Goodness, how long has it been since my last post? Quite a while. But that’s what college does to you; all time is taken away by work and responsibilities. However, that doesn’t mean I’ve stopped reading. It only means it slows down for a while.
This book I finished rather fast though. It was so interesting that I couldn’t put it down while I was eating (I tend to read while I eat), and I polished off a good 100+ pages in one go after I finished my work.

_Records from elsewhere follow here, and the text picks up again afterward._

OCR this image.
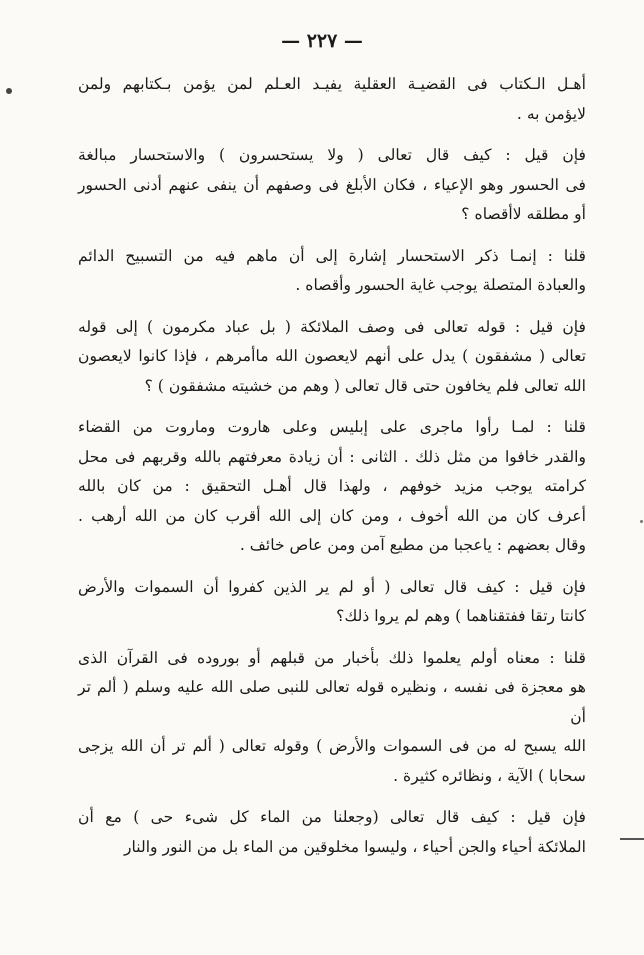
— ٢٢٧ —

أهـل الـكتاب فى القضيـة العقلية يفيـد العـلم لمن يؤمن بـكتابهم ولمن

لايؤمن به .

فإن قيل : كيف قال تعالى ( ولا يستحسرون ) والاستحسار مبالغة

فى الحسور وهو الإعياء ، فكان الأبلغ فى وصفهم أن ينفى عنهم أدنى الحسور

أو مطلقه لاأقصاه ؟

قلنا : إنمـا ذكر الاستحسار إشارة إلى أن ماهم فيه من التسبيح الدائم

والعبادة المتصلة يوجب غاية الحسور وأقصاه .

فإن قيل : قوله تعالى فى وصف الملائكة ( بل عباد مكرمون ) إلى قوله

تعالى ( مشفقون ) يدل على أنهم لايعصون الله ماأمرهم ، فإذا كانوا لايعصون

الله تعالى فلم يخافون حتى قال تعالى ( وهم من خشيته مشفقون ) ؟

قلنا : لمـا رأوا ماجرى على إبليس وعلى هاروت وماروت من القضاء

والقدر خافوا من مثل ذلك . الثانى : أن زيادة معرفتهم بالله وقربهم فى محل

كرامته يوجب مزيد خوفهم ، ولهذا قال أهـل التحقيق : من كان بالله

أعرف كان من الله أخوف ، ومن كان إلى الله أقرب كان من الله أرهب .

وقال بعضهم : ياعجبا من مطيع آمن ومن عاص خائف .

فإن قيل : كيف قال تعالى ( أو لم ير الذين كفروا أن السموات والأرض

كانتا رتقا ففتقناهما ) وهم لم يروا ذلك؟

قلنا : معناه أولم يعلموا ذلك بأخبار من قبلهم أو بوروده فى القرآن الذى

هو معجزة فى نفسه ، ونظيره قوله تعالى للنبى صلى الله عليه وسلم ( ألم تر أن

الله يسبح له من فى السموات والأرض ) وقوله تعالى ( ألم تر أن الله يزجى

سحابا ) الآية ، ونظائره كثيرة .

فإن قيل : كيف قال تعالى (وجعلنا من الماء كل شىء حى ) مع أن

الملائكة أحياء والجن أحياء ، وليسوا مخلوقين من الماء بل من النور والنار
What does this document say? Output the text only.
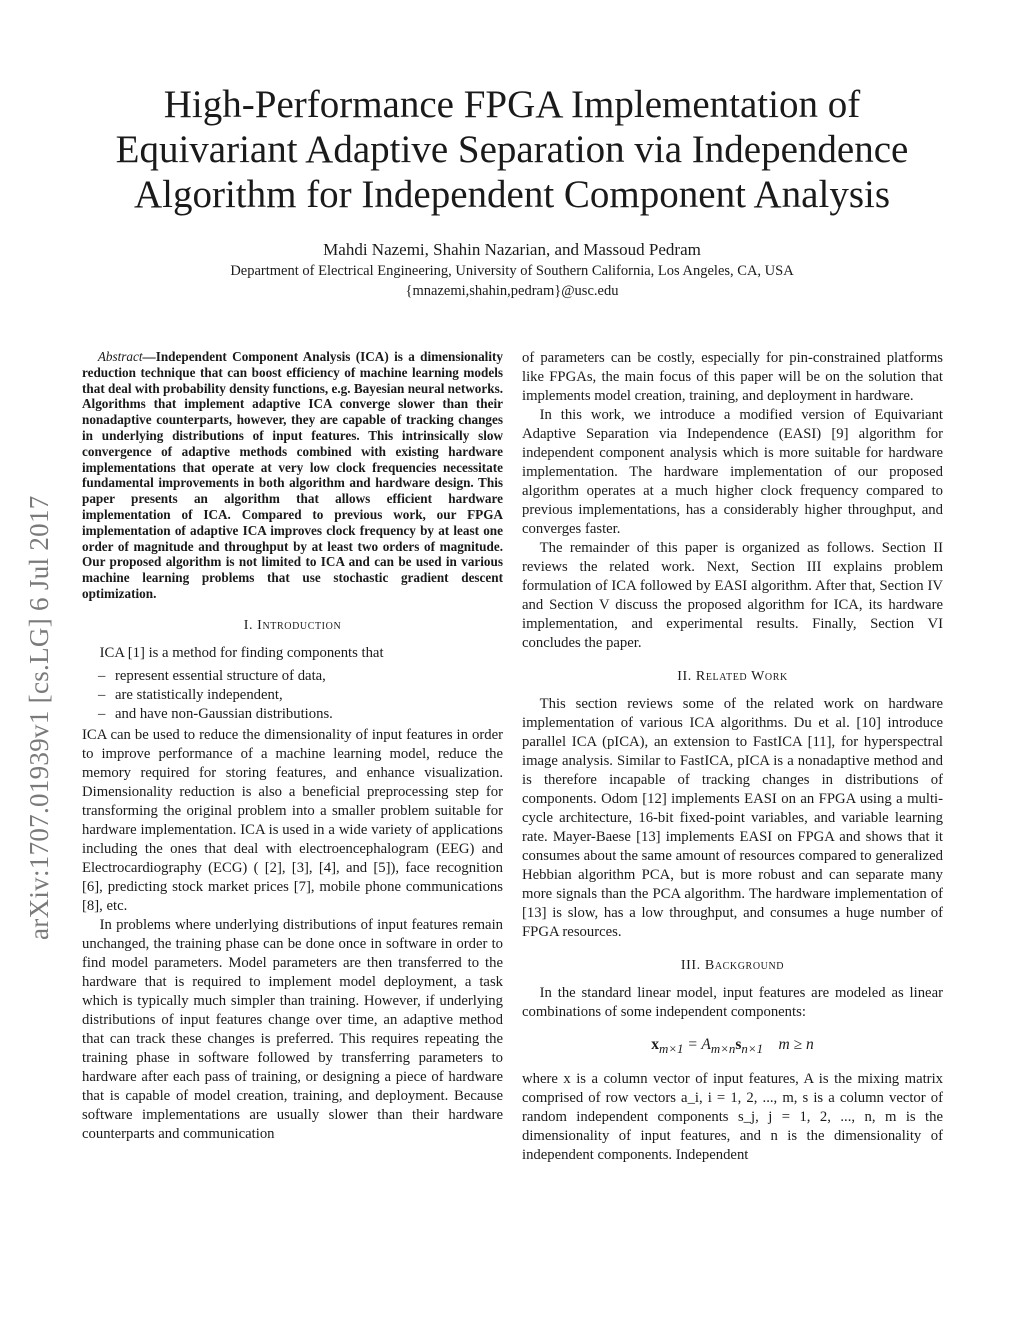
arXiv:1707.01939v1 [cs.LG] 6 Jul 2017
High-Performance FPGA Implementation of
Equivariant Adaptive Separation via Independence
Algorithm for Independent Component Analysis
Mahdi Nazemi, Shahin Nazarian, and Massoud Pedram
Department of Electrical Engineering, University of Southern California, Los Angeles, CA, USA
{mnazemi,shahin,pedram}@usc.edu

Abstract—Independent Component Analysis (ICA) is a dimensionality reduction technique that can boost efficiency of machine learning models that deal with probability density functions, e.g. Bayesian neural networks. Algorithms that implement adaptive ICA converge slower than their nonadaptive counterparts, however, they are capable of tracking changes in underlying distributions of input features. This intrinsically slow convergence of adaptive methods combined with existing hardware implementations that operate at very low clock frequencies necessitate fundamental improvements in both algorithm and hardware design. This paper presents an algorithm that allows efficient hardware implementation of ICA. Compared to previous work, our FPGA implementation of adaptive ICA improves clock frequency by at least one order of magnitude and throughput by at least two orders of magnitude. Our proposed algorithm is not limited to ICA and can be used in various machine learning problems that use stochastic gradient descent optimization.

I. Introduction

ICA [1] is a method for finding components that

– represent essential structure of data,
– are statistically independent,
– and have non-Gaussian distributions.

ICA can be used to reduce the dimensionality of input features in order to improve performance of a machine learning model, reduce the memory required for storing features, and enhance visualization. Dimensionality reduction is also a beneficial preprocessing step for transforming the original problem into a smaller problem suitable for hardware implementation. ICA is used in a wide variety of applications including the ones that deal with electroencephalogram (EEG) and Electrocardiography (ECG) ( [2], [3], [4], and [5]), face recognition [6], predicting stock market prices [7], mobile phone communications [8], etc.

In problems where underlying distributions of input features remain unchanged, the training phase can be done once in software in order to find model parameters. Model parameters are then transferred to the hardware that is required to implement model deployment, a task which is typically much simpler than training. However, if underlying distributions of input features change over time, an adaptive method that can track these changes is preferred. This requires repeating the training phase in software followed by transferring parameters to hardware after each pass of training, or designing a piece of hardware that is capable of model creation, training, and deployment. Because software implementations are usually slower than their hardware counterparts and communication

of parameters can be costly, especially for pin-constrained platforms like FPGAs, the main focus of this paper will be on the solution that implements model creation, training, and deployment in hardware.

In this work, we introduce a modified version of Equivariant Adaptive Separation via Independence (EASI) [9] algorithm for independent component analysis which is more suitable for hardware implementation. The hardware implementation of our proposed algorithm operates at a much higher clock frequency compared to previous implementations, has a considerably higher throughput, and converges faster.

The remainder of this paper is organized as follows. Section II reviews the related work. Next, Section III explains problem formulation of ICA followed by EASI algorithm. After that, Section IV and Section V discuss the proposed algorithm for ICA, its hardware implementation, and experimental results. Finally, Section VI concludes the paper.

II. Related Work

This section reviews some of the related work on hardware implementation of various ICA algorithms. Du et al. [10] introduce parallel ICA (pICA), an extension to FastICA [11], for hyperspectral image analysis. Similar to FastICA, pICA is a nonadaptive method and is therefore incapable of tracking changes in distributions of components. Odom [12] implements EASI on an FPGA using a multi-cycle architecture, 16-bit fixed-point variables, and variable learning rate. Mayer-Baese [13] implements EASI on FPGA and shows that it consumes about the same amount of resources compared to generalized Hebbian algorithm PCA, but is more robust and can separate many more signals than the PCA algorithm. The hardware implementation of [13] is slow, has a low throughput, and consumes a huge number of FPGA resources.

III. Background

In the standard linear model, input features are modeled as linear combinations of some independent components:

$x_{m\times 1} = A_{m\times n}s_{n\times 1}$ m ≥ n

where x is a column vector of input features, A is the mixing matrix comprised of row vectors a_i, i = 1, 2, ..., m, s is a column vector of random independent components s_j, j = 1, 2, ..., n, m is the dimensionality of input features, and n is the dimensionality of independent components. Independent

As a Christian, I hear a lot of questions about the validity of the Bible and if it really applies to today. Many people claim to see tens of thousands of mistakes in the Bible (according to Hobrink, there are only a few hundred, and even those can be explained as minor spelling errors or language changes that don’t change the meaning of the passage), many say that the Levitical laws have no practical use then or now (some were actually some of the best ways to keep the Israelites healthy in a desert with no running water, refrigerators, medicine), and many think the stories have no modern scientific backing so are simple myths (Noah’s Ark was virtually unsinkable and it’s dimensions were the most ideal for a boat of that size on a sea of that magnitude). As you read, you’ll discover the many ways that modern science reared its head in Bible times. Those living in that time may have been ignorant of the microorganisms living in certain animals (those they weren’t supposed to consume, or even touch) or of the simple fact that washing regularly – even without soap! – can improve your hygiene, but they had a God who knew everything about what we call modern science and then some. And because of God, the Israelites were the most “modern” nations living at the time.
Whether you’re Christian or not, read this book with an open mind. You will learn so much, and you’ll see why modern scientists see the truth in the Bible.